In Gaza, Hamas was able to violently overthrow the more secular Fatah that co-governed the strip after the Israelis unilaterally left it in 2005. To say Hamas has made a mess of matters is an understatement. They have ruined Gaza’s economy by relentlessly using the strip as a base to attack Israel. Instead of building schools, hospitals, factories, or housing, Hamas has spent millions of dollars and countless hours trying to tunnel under the Israeli border to terrorize and kidnap Israelis.
Recently, Hamas seemed to surrender governance to the same Fatah they overthrew. That too has failed, and Hamas continues to rule a pariah quasi-state. The Egyptians and Gulf States have ceased funding them. The Iranians have once again befriended them but are in no position to help in any significant way. Diplomatically isolated, economically ruined (the United Nations has issued warnings about an impending humanitarian catastrophe in Gaza), power outages, overflowing sewage, and young Gazans trying to get arrested by Israel to eat: Islamic governance does not look too good.

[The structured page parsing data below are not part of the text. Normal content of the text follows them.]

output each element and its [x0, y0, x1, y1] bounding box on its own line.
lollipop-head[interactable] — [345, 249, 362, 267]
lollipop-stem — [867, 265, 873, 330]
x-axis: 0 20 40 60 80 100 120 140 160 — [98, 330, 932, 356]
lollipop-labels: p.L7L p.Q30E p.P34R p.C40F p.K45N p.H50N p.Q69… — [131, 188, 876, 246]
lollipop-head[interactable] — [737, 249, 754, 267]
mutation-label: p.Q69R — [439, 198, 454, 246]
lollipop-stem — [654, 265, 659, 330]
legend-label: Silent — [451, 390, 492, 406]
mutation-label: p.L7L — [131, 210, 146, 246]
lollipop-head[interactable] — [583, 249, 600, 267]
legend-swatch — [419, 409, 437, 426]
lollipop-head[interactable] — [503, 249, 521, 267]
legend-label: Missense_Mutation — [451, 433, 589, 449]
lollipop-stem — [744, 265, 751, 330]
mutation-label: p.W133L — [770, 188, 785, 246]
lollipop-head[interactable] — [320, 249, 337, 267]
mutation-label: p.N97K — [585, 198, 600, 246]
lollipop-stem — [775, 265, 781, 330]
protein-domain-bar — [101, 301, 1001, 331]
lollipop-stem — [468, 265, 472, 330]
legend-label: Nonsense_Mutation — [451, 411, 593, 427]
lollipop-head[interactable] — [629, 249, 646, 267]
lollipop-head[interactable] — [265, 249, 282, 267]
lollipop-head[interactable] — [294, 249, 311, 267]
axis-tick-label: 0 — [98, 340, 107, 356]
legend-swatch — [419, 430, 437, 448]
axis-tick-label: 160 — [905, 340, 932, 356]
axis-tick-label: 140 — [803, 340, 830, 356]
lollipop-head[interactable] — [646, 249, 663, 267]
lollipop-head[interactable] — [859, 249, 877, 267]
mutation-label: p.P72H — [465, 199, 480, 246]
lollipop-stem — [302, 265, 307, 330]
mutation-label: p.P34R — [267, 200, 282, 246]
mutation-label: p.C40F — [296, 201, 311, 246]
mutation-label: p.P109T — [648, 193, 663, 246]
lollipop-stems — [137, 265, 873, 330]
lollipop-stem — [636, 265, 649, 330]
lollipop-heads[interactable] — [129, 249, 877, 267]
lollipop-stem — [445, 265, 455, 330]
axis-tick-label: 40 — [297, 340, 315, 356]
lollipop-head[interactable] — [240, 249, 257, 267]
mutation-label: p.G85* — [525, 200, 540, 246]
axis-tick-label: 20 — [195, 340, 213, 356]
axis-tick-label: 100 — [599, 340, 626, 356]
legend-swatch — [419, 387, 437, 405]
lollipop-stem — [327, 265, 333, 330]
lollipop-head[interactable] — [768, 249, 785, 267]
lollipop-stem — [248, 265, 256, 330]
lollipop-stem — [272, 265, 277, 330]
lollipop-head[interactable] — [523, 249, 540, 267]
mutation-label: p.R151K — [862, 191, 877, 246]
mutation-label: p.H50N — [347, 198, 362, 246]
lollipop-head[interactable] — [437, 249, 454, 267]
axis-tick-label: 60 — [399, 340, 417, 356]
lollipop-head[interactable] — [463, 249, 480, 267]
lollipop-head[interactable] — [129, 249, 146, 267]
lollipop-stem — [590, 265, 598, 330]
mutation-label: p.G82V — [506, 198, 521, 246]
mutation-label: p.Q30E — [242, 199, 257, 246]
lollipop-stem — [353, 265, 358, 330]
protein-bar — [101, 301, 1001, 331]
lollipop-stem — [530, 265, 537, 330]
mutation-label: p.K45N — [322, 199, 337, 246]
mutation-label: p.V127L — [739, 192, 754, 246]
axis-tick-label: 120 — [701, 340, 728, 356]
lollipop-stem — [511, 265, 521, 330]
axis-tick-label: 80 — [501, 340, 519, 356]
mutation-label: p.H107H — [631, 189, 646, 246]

Back to MbS in America. The steep decline in the price of oil has threatened the Saudis. This economic crutch has brought their need to modernize and diversify their economy into full focus. With the youth quake coming, MbS is in need of foreign investment. He needs to take the desert kingdom out of the fundamentalist past and into the digital, connected present. This requires hundreds of billions of dollars, hence the meetings with American financiers. At home, he is already in the process of allowing women to drive and movie theaters to operate.
It is hard to believe that Bloomberg and Blankfein will help raise billions only to see it siphoned off to the tens of thousands of mosques the Saudis have set up in Pakistan, Indonesia, and Bangladesh. That pipeline must dry up. MbS cannot think that Saudi support to destabilize the Islamic world can continue using other people’s money. Thus there is a real possibility that for the first time in decades we may see the Saudi money spigot to fundamentalists and terrorists turned off, just as was done to Hamas.
The world still has Iranian and Shia fundamentalism to deal with, but the Shia are not responsible for Al Qaeda and 9/11, Hamas, or the Taliban. The Iranian-funded Hezbollah have as of late concentrated on nearby power plays (Lebanon, Syria) and do not inspire the same global mass murder and carnage that Saudi-fueled extremism does.
Let’s hope that the Islamic world recognizes these new realities. It must dawn on Muslims everywhere that the Gazans have been led down a road to utter despair. The sight of Gazans throwing themselves into Israeli bullets is not pretty. The sight of the heir to the Saudi throne meeting with American Jews to modernize his country is groundbreaking. MbS heralds the potential for change after decades of Saudi fundamentalism and all the havoc and death it has brought. Wish him well.